The effects of nucleation and species functional traits on tree seedling performance in the early stage of ecological restoration

The initiation of a new plant community in a restoration area hinges on the performance of seedlings post-planting. This study aimed to evaluate the impact of species functional traits—specific leaf area (SLA), wood density (WD), seed dry mass (SDM), and potential height (H)—on the seedling performance 25 months after planting, comparing two planting designs (rows and clusters) and the influence of fertilization addition in clusters. The restoration area is a riparian tropical forest located on the coastal plain at Caraguatatuba municipality, São Paulo, Brazil. We monitored 3017 tree seedlings and estimated their survivorship and relative growth rate (RGR) using the diameter, height, and canopy area of the surviving seedlings and the stem biomass for the cluster RGR estimation. Using linear mixed models, we analyzed how the planting designs and the functional traits affect species survival and their RGR. We underscored the significance of slow-growth traits (low SLA, and high SDM and WD) in enhancing species survival, whereas, maximizing species growth entails prioritizing seedlings with greater potential height.
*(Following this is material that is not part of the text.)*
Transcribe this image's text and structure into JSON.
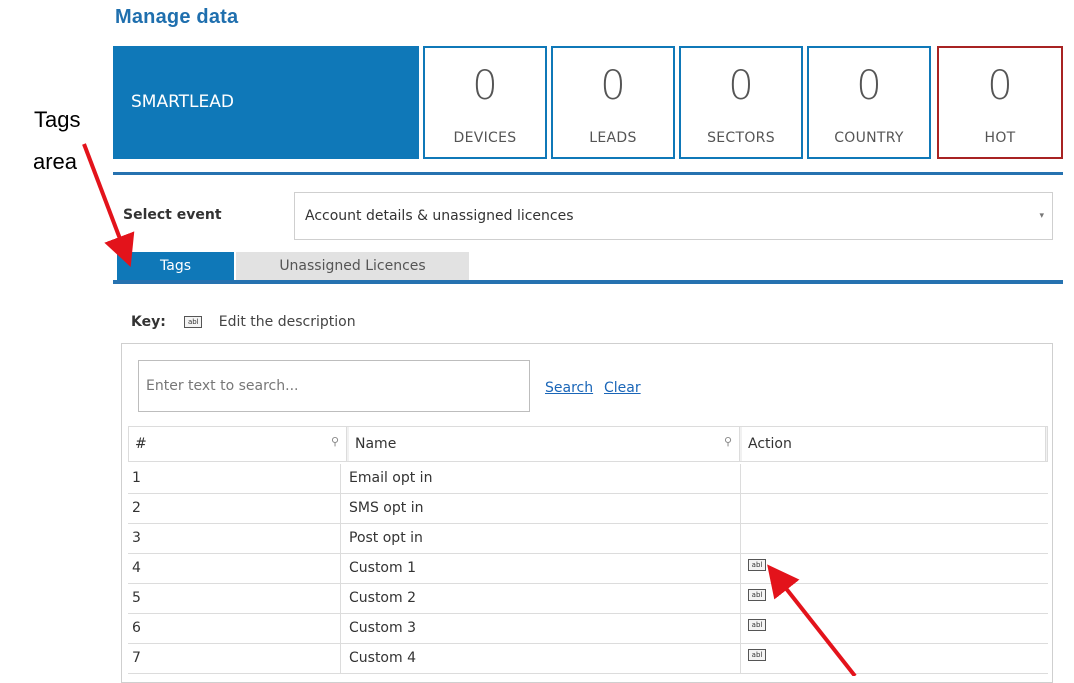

Cluster survival and growth improved with a greater abundance of species with low values of SDM (i.e., fast-growth species) and communities with low functional divergence (high similarity). Fertilized clusters improved the RGR of large-seeded species. Accounting for functional traits in restoration is advantageous for enhancing seedling performance at the species level, which is an important consideration for restoration practitioners. To optimize applied nucleation, clusters should target functional diversity at this community level and include competitive species to improve productivity.